Cannabis a uso medico, ok dell’Olanda a maggiori scorte: 1000 kg nel 2019

Con una breve lettera, il Ministro della Salute olandese, Hugo De Jonge, ha comunicato all’omologo italiano, Giulia Grillo, di aver accolto la richiesta di aumentare i quantitativi di cannabis flos per l’anno 2018 e 2019, portando così il totale fino a 700 kg all’anno.
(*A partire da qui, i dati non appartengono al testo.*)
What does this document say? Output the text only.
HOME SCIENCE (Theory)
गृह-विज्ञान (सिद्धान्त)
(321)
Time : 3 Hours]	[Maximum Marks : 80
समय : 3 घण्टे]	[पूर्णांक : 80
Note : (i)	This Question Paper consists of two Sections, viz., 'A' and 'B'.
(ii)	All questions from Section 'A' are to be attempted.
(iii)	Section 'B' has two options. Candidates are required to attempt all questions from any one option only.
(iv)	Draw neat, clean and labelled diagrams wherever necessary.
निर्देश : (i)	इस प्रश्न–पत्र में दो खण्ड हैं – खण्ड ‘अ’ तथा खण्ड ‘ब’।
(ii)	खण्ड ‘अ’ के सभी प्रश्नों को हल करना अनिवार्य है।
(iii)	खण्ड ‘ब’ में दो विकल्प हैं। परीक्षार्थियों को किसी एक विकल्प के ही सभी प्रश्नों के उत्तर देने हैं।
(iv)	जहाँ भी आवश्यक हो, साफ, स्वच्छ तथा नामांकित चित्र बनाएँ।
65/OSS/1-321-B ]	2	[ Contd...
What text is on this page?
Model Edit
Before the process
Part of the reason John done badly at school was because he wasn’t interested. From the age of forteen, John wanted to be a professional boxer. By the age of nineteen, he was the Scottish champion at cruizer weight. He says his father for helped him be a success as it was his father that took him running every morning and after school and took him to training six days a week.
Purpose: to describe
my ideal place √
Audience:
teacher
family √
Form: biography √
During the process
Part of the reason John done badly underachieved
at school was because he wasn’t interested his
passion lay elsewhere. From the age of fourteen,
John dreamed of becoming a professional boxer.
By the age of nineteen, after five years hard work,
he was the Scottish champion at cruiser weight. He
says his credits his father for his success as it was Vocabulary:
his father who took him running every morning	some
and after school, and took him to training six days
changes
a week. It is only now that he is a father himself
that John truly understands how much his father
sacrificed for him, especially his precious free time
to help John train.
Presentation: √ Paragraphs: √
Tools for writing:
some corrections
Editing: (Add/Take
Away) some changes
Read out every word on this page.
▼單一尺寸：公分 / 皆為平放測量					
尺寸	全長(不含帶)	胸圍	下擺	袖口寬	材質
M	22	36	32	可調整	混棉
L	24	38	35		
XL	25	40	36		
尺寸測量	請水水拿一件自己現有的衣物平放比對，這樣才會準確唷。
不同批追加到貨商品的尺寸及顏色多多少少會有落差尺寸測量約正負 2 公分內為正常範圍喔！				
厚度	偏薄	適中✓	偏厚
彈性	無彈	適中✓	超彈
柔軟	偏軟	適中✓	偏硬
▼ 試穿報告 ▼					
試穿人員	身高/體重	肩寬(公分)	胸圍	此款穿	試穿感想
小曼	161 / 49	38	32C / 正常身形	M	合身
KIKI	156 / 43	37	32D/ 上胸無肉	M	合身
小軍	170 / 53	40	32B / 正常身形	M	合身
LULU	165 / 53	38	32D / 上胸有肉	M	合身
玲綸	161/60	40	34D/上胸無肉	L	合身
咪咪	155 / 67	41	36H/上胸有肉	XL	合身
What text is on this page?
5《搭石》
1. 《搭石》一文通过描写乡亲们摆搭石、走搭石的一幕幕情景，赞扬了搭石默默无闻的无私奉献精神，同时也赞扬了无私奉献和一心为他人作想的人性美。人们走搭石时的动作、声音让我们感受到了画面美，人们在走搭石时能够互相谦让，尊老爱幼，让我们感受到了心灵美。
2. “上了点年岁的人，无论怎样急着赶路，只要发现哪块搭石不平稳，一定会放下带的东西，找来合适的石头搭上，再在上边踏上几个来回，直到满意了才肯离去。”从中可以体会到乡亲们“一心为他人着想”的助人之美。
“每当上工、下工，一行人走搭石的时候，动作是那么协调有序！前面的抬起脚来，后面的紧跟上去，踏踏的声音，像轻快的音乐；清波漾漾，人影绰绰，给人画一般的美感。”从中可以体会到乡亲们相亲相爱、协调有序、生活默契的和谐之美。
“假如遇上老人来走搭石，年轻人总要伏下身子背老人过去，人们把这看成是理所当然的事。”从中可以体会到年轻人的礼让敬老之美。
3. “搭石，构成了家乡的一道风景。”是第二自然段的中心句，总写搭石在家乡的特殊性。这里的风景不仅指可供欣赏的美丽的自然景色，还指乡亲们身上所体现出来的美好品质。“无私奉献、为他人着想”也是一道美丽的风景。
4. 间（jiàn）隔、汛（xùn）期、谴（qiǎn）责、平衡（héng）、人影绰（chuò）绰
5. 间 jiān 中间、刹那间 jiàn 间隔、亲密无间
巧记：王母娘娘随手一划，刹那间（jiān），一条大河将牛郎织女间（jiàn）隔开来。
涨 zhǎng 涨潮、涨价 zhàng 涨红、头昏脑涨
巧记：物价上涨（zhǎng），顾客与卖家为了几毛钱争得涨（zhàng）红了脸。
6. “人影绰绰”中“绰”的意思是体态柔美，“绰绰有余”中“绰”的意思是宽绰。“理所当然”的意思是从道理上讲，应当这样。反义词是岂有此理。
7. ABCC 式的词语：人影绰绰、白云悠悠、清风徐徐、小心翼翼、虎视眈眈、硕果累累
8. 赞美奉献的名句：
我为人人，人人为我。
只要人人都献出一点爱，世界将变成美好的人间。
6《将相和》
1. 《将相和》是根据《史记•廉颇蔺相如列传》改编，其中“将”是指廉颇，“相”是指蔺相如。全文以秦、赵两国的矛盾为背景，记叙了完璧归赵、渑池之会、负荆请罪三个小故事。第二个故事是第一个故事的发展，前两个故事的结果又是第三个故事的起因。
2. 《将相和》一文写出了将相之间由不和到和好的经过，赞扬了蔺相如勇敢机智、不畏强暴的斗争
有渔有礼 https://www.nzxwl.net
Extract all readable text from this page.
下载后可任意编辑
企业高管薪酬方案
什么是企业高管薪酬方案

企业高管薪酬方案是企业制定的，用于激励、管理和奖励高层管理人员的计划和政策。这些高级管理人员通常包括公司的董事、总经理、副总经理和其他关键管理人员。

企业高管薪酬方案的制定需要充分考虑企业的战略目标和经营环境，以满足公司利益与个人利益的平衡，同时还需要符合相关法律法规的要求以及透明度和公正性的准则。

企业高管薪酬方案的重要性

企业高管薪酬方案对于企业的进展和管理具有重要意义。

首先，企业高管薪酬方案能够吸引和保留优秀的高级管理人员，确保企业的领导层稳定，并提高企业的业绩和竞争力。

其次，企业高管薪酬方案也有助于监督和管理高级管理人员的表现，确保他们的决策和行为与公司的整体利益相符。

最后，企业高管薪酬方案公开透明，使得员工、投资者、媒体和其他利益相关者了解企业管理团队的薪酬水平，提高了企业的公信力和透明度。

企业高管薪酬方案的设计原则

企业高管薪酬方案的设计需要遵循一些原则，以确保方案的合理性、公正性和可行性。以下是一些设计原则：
Si tratta di infiorescenze prodotte dalla società Bedrocan per conto del Governo dell’Aja, commercializzate dall’Office of medicinal cannabis, l’organismo nazionale deputato al controllo e alla vendita della cannabis a uso medico. Le varietà inviate dipenderanno dall’effettiva disponibilità.

Il nostro Paese può contare attualmente oltre all’importazione dall’Olanda, sulla produzione nazionale assicurata dallo Stabilimento chimico farmaceutico militare di Firenze (che dovrebbe arrivare a 200 kg annui dai 50 iniziali) e sull’importazione dalla Germania (stock in corso di definizione).

Il 2019 dovrebbe finalmente segnare l’anno della svolta per i pazienti in trattamento, poiché per la prima volta le disponibilità effettive dovrebbero superare la tonnellata, a fronte dei 350 kg del 2017 e dei circa 600 kg del 2018, rispondendo in maniera più adeguata alle aumentate richieste di prescrizioni mediche”; sottolinea il Ministro Grillo.

“Negli ultimi mesi, le disponibilità di cannabis a uso medico sono cresciute, venendo dunque incontro alle giuste richieste delle associazioni dei pazienti, anche se restano difficoltà nella distribuzione su cui vanno fatti ulteriori passi avanti. Mi sono impegnata fin dalle prime settimane del mio insediamento a trovare il modo per rispondere con atti concreti alle esigenze delle persone sofferenti, che dall’uso della cannabis terapeutica traggono effettivo sollievo al dolore cronico”.

“A chi guarda con sufficienza a queste problematiche e fa ironia sull’uso di questa sostanza, rispondo da medico, prima che da ministro, ricordando a tutti che le preparazioni a base di cannabis possono essere prescritte solo dal medico e sono utilizzate principalmente nella terapia del dolore, in caso di gravi patologie quali la sclerosi multipla e le lesioni midollari, ma anche nella cura dei tumori per alleviare i sintomi causati dalla chemio e radioterapia. Anche per questo sono particolarmente orgogliosa di poter dare una prima risposta ai pazienti, perché sappiamo, lo ripeto, che vi sono ancora disomogeneità nella distribuzione del farmaco e su questo bisogna continuare a lavorare”.